There’s increasing gloom and doom about how bad things are. Often, whose who tend to worry get gloomy about how drastically the dollar is declining. Some, in fact, are reluctant to make long term investments, even to buy life insurance. “What’s the point?”, they ask. Many agree: “The dollar has lost over 90% of its worth since the Federal Reserve started.” Some who participate in such discussions enjoy what is sometimes a contest to see who can succeed in being the most depressing.
Sometimes, some in the discussion will announce, “The dollar is dropping so fast that I don’t even bother to save any money. In fact, I think it’s better not to have cash.” Such people almost invariably succeed in not having any, but rarely attribute it to their own profligacy. Blaming “the Fed”, and various other villains, is so much more enjoyable.

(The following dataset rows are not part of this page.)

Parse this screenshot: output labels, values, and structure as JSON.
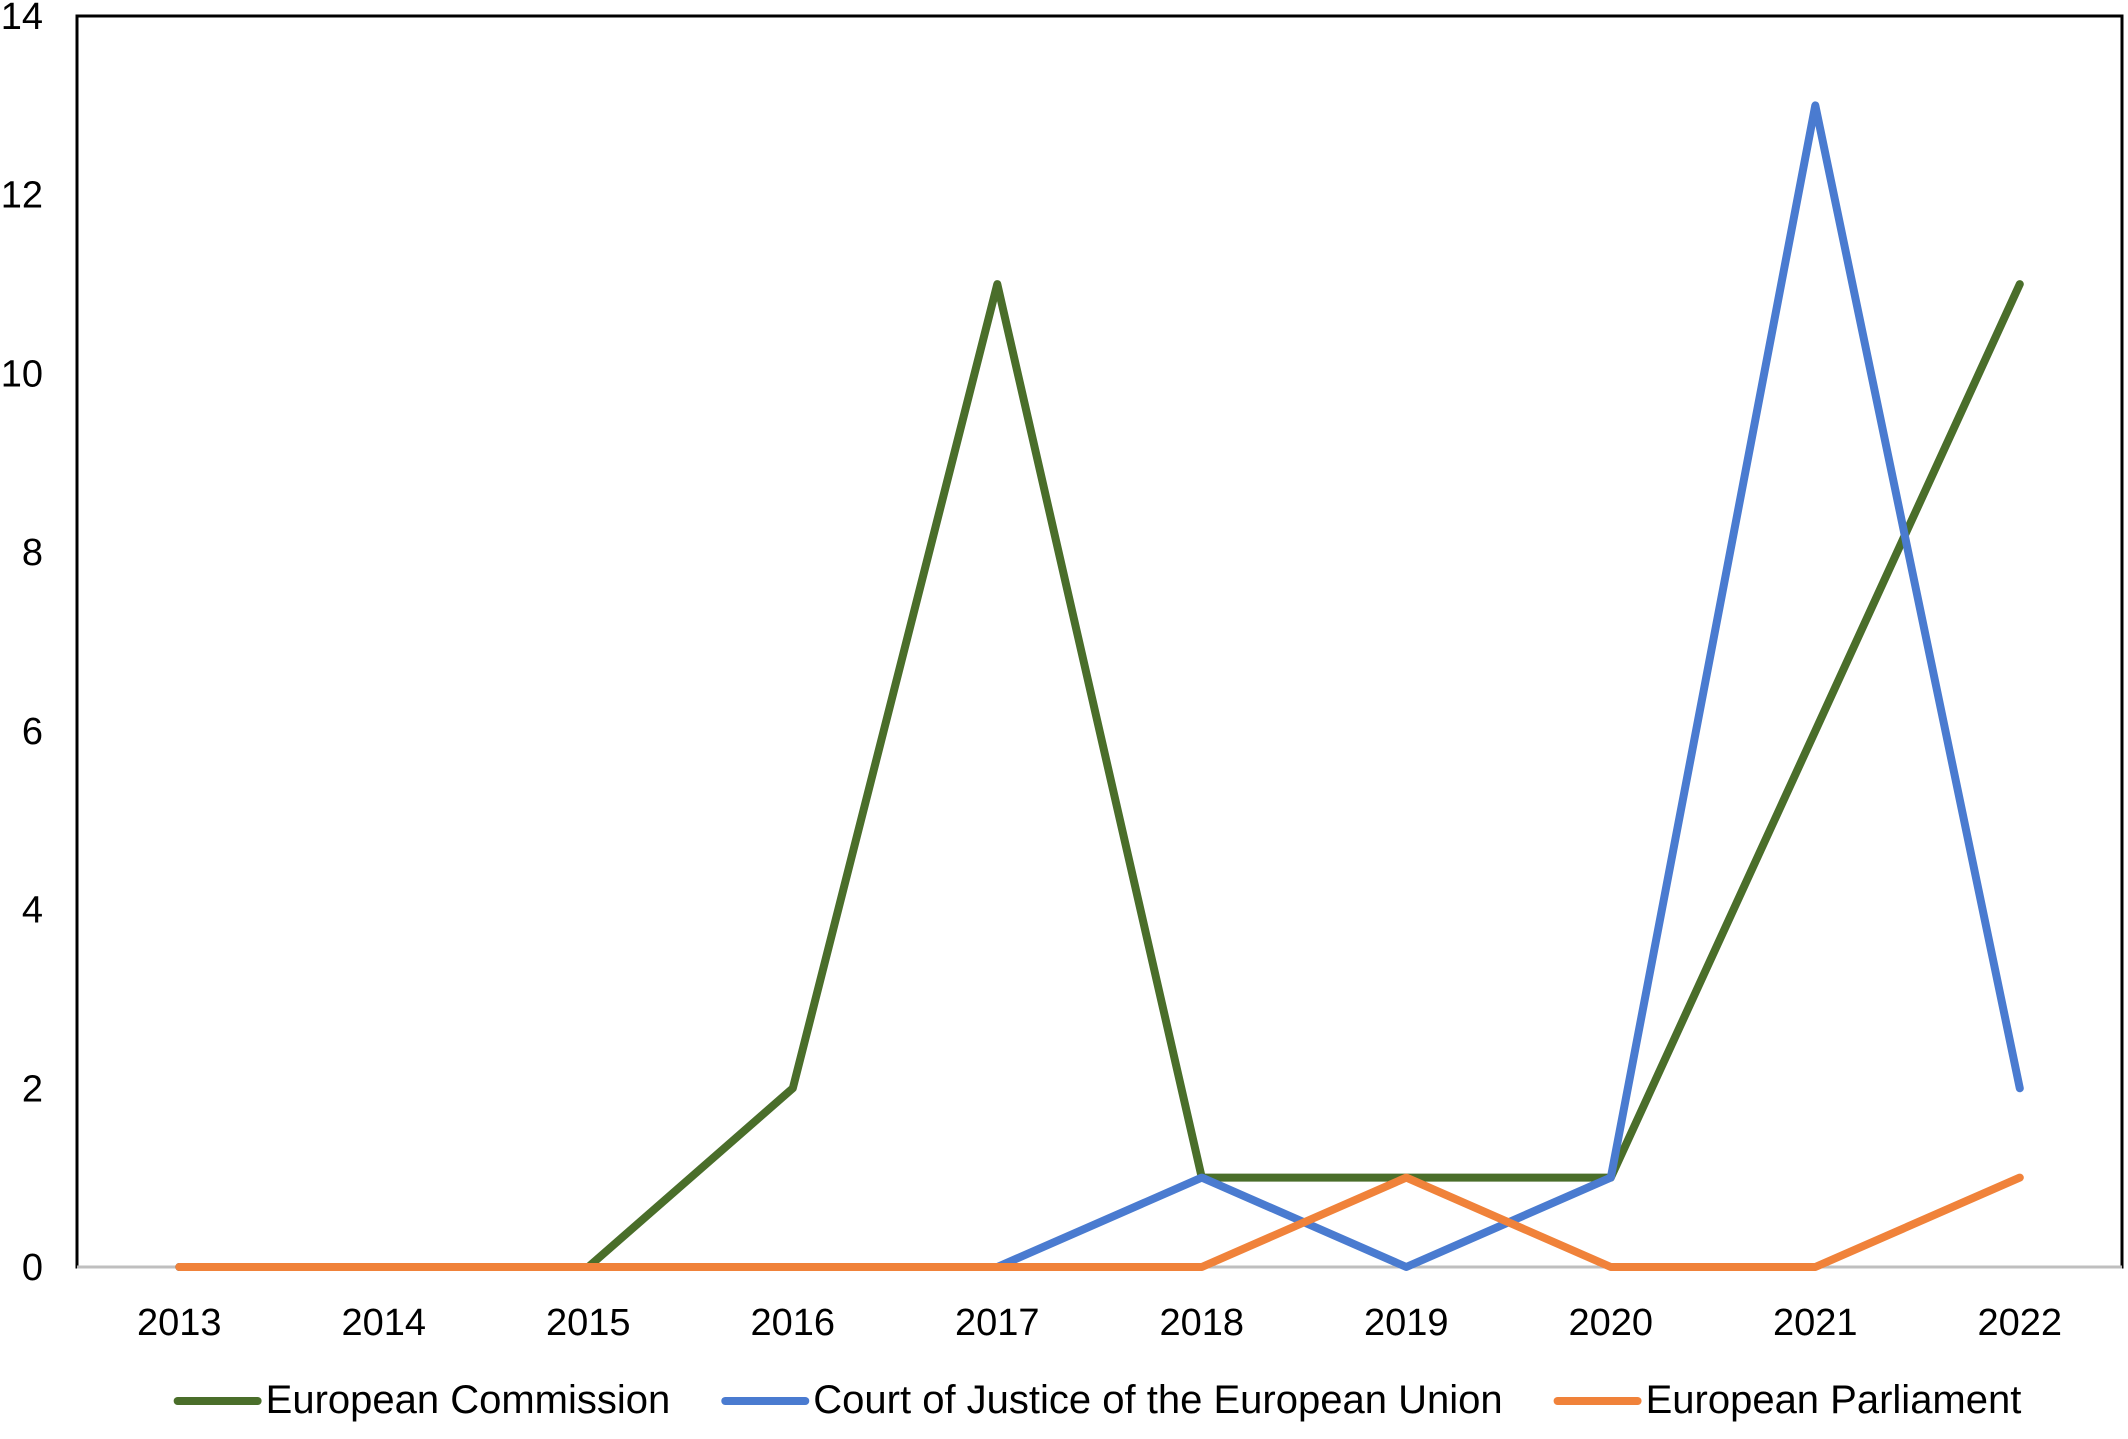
{
  "chart_data": {
    "type": "line",
    "title": "",
    "xlabel": "",
    "ylabel": "",
    "categories": [
      "2013",
      "2014",
      "2015",
      "2016",
      "2017",
      "2018",
      "2019",
      "2020",
      "2021",
      "2022"
    ],
    "ylim": [
      0,
      14
    ],
    "yticks": [
      "0",
      "2",
      "4",
      "6",
      "8",
      "10",
      "12",
      "14"
    ],
    "grid": false,
    "legend_position": "bottom",
    "series": [
      {
        "name": "European Commission",
        "color": "#4a6e2a",
        "values": [
          0,
          0,
          0,
          2,
          11,
          1,
          1,
          1,
          6,
          11
        ]
      },
      {
        "name": "Court of Justice of the European Union",
        "color": "#4a7bd0",
        "values": [
          0,
          0,
          0,
          0,
          0,
          1,
          0,
          1,
          13,
          2
        ]
      },
      {
        "name": "European Parliament",
        "color": "#f0823a",
        "values": [
          0,
          0,
          0,
          0,
          0,
          0,
          1,
          0,
          0,
          1
        ]
      }
    ]
  }
}
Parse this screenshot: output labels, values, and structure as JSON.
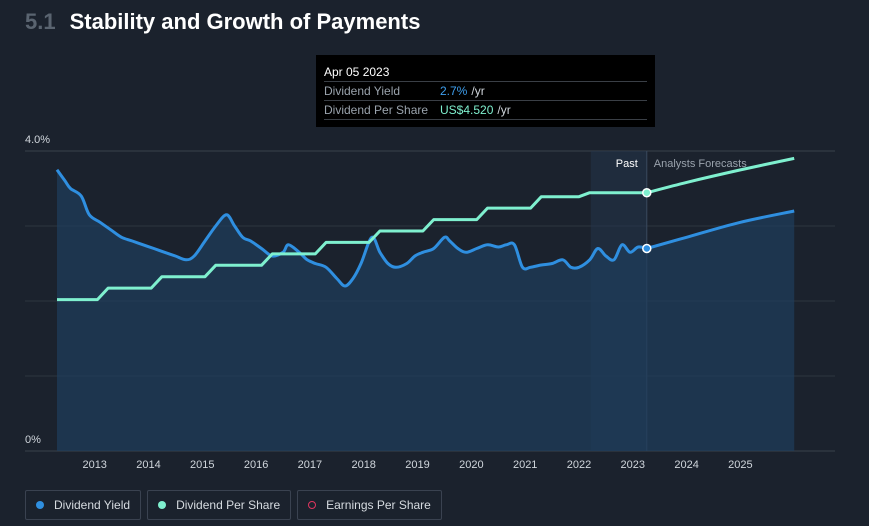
{
  "header": {
    "section_number": "5.1",
    "title": "Stability and Growth of Payments"
  },
  "tooltip": {
    "date": "Apr 05 2023",
    "rows": [
      {
        "label": "Dividend Yield",
        "value": "2.7%",
        "unit": "/yr"
      },
      {
        "label": "Dividend Per Share",
        "value": "US$4.520",
        "unit": "/yr"
      }
    ]
  },
  "legend": [
    {
      "label": "Dividend Yield",
      "color": "#2f8fe0"
    },
    {
      "label": "Dividend Per Share",
      "color": "#7ff0cf"
    },
    {
      "label": "Earnings Per Share",
      "color": "#e0355f"
    }
  ],
  "chart_data": {
    "type": "line",
    "title": "Stability and Growth of Payments",
    "y_tick_labels": [
      "4.0%",
      "0%"
    ],
    "ylim_yield": [
      0,
      4.0
    ],
    "x_tick_labels": [
      "2013",
      "2014",
      "2015",
      "2016",
      "2017",
      "2018",
      "2019",
      "2020",
      "2021",
      "2022",
      "2023",
      "2024",
      "2025"
    ],
    "xlim": [
      2012.3,
      2026.2
    ],
    "regions": {
      "past_label": "Past",
      "forecast_label": "Analysts Forecasts",
      "boundary_x": 2023.26
    },
    "grid": true,
    "legend_placement": "bottom-left",
    "colors": {
      "yield": "#2f8fe0",
      "dps": "#7ff0cf",
      "fill": "#1e3d5c"
    },
    "series": [
      {
        "name": "Dividend Yield",
        "unit": "%",
        "x": [
          2012.3,
          2012.45,
          2012.55,
          2012.75,
          2012.9,
          2013.1,
          2013.3,
          2013.5,
          2013.7,
          2013.9,
          2014.1,
          2014.3,
          2014.5,
          2014.7,
          2014.85,
          2015.05,
          2015.25,
          2015.45,
          2015.6,
          2015.75,
          2015.9,
          2016.1,
          2016.3,
          2016.5,
          2016.6,
          2016.8,
          2016.95,
          2017.1,
          2017.3,
          2017.5,
          2017.65,
          2017.8,
          2017.95,
          2018.15,
          2018.3,
          2018.45,
          2018.6,
          2018.8,
          2018.95,
          2019.1,
          2019.3,
          2019.5,
          2019.6,
          2019.75,
          2019.9,
          2020.1,
          2020.3,
          2020.5,
          2020.65,
          2020.8,
          2020.95,
          2021.1,
          2021.3,
          2021.5,
          2021.7,
          2021.85,
          2022.0,
          2022.2,
          2022.35,
          2022.5,
          2022.65,
          2022.8,
          2022.95,
          2023.1,
          2023.26
        ],
        "values": [
          3.75,
          3.6,
          3.5,
          3.4,
          3.15,
          3.05,
          2.95,
          2.85,
          2.8,
          2.75,
          2.7,
          2.65,
          2.6,
          2.55,
          2.6,
          2.8,
          3.0,
          3.15,
          3.0,
          2.85,
          2.8,
          2.7,
          2.6,
          2.65,
          2.75,
          2.65,
          2.55,
          2.5,
          2.45,
          2.3,
          2.2,
          2.3,
          2.5,
          2.85,
          2.65,
          2.5,
          2.45,
          2.5,
          2.6,
          2.65,
          2.7,
          2.85,
          2.8,
          2.7,
          2.65,
          2.7,
          2.75,
          2.72,
          2.75,
          2.75,
          2.45,
          2.45,
          2.48,
          2.5,
          2.55,
          2.45,
          2.45,
          2.55,
          2.7,
          2.6,
          2.55,
          2.75,
          2.65,
          2.72,
          2.7
        ]
      },
      {
        "name": "Dividend Yield",
        "note": "forecast",
        "x": [
          2023.26,
          2024.0,
          2025.0,
          2026.0
        ],
        "values": [
          2.7,
          2.85,
          3.05,
          3.2
        ]
      },
      {
        "name": "Dividend Per Share",
        "unit": "US$",
        "x": [
          2012.3,
          2013.05,
          2013.25,
          2014.05,
          2014.25,
          2015.05,
          2015.25,
          2016.1,
          2016.3,
          2017.1,
          2017.3,
          2018.1,
          2018.3,
          2019.1,
          2019.3,
          2020.1,
          2020.3,
          2021.1,
          2021.3,
          2022.0,
          2022.2,
          2023.26
        ],
        "values": [
          2.65,
          2.65,
          2.85,
          2.85,
          3.05,
          3.05,
          3.25,
          3.25,
          3.45,
          3.45,
          3.65,
          3.65,
          3.85,
          3.85,
          4.05,
          4.05,
          4.25,
          4.25,
          4.45,
          4.45,
          4.52,
          4.52
        ],
        "ylim": [
          0,
          5.25
        ]
      },
      {
        "name": "Dividend Per Share",
        "note": "forecast",
        "x": [
          2023.26,
          2024.0,
          2025.0,
          2026.0
        ],
        "values": [
          4.52,
          4.7,
          4.92,
          5.12
        ],
        "ylim": [
          0,
          5.25
        ]
      }
    ]
  }
}
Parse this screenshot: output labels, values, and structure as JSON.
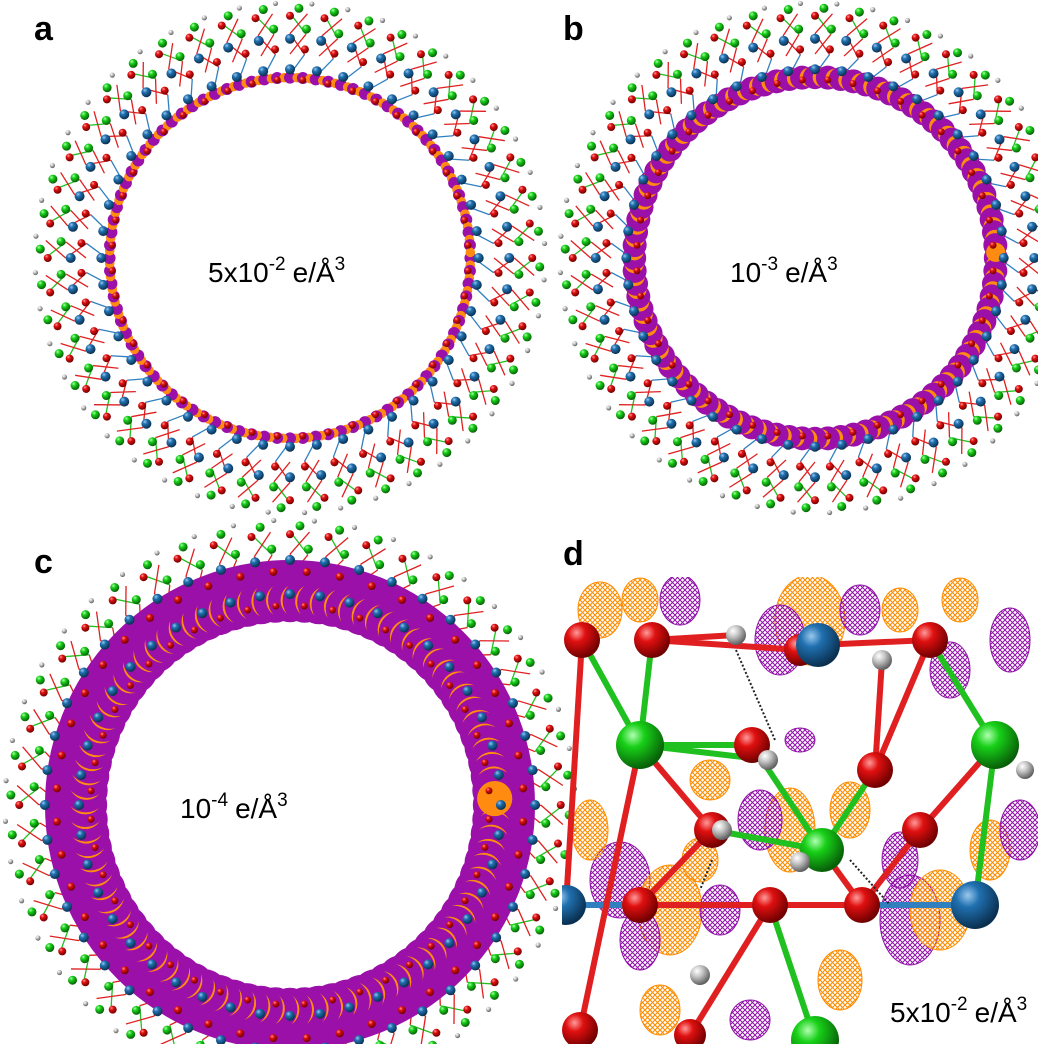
{
  "panels": [
    {
      "label": "a",
      "annotation": {
        "base": "5x10",
        "exponent": "-2",
        "unit": "e/Å",
        "unit_exponent": "3"
      }
    },
    {
      "label": "b",
      "annotation": {
        "base": "10",
        "exponent": "-3",
        "unit": "e/Å",
        "unit_exponent": "3"
      }
    },
    {
      "label": "c",
      "annotation": {
        "base": "10",
        "exponent": "-4",
        "unit": "e/Å",
        "unit_exponent": "3"
      }
    },
    {
      "label": "d",
      "annotation": {
        "base": "5x10",
        "exponent": "-2",
        "unit": "e/Å",
        "unit_exponent": "3"
      }
    }
  ]
}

Negative thinking reflects a depressing attitude that can infect a life with depression. In many ways, the actual value of a dollar is so high that we can hardly imagine it.
Once, in the 1930’s the only child of an extraordinarily wealthy man, a distant relative by marriage, got erysipelas, a common infection. Despite the millions of dollars this very, very rich man could and would have cheerfully spent to cure the disease, his many millions of dollars did not have the power to keep his son alive.
Today, part of a dollar has so much value it can pay for manufacturing enough penicillin to cure what would have been a fatal case of erysipelas. A few dollars have enough purchasing power for the production of even more powerful antibiotics. Erysipelas can be cured so quickly that virtually no one dies of it in the United States.
A cheerful soul could reasonably conclude that today’s dollars actually have more value than ever.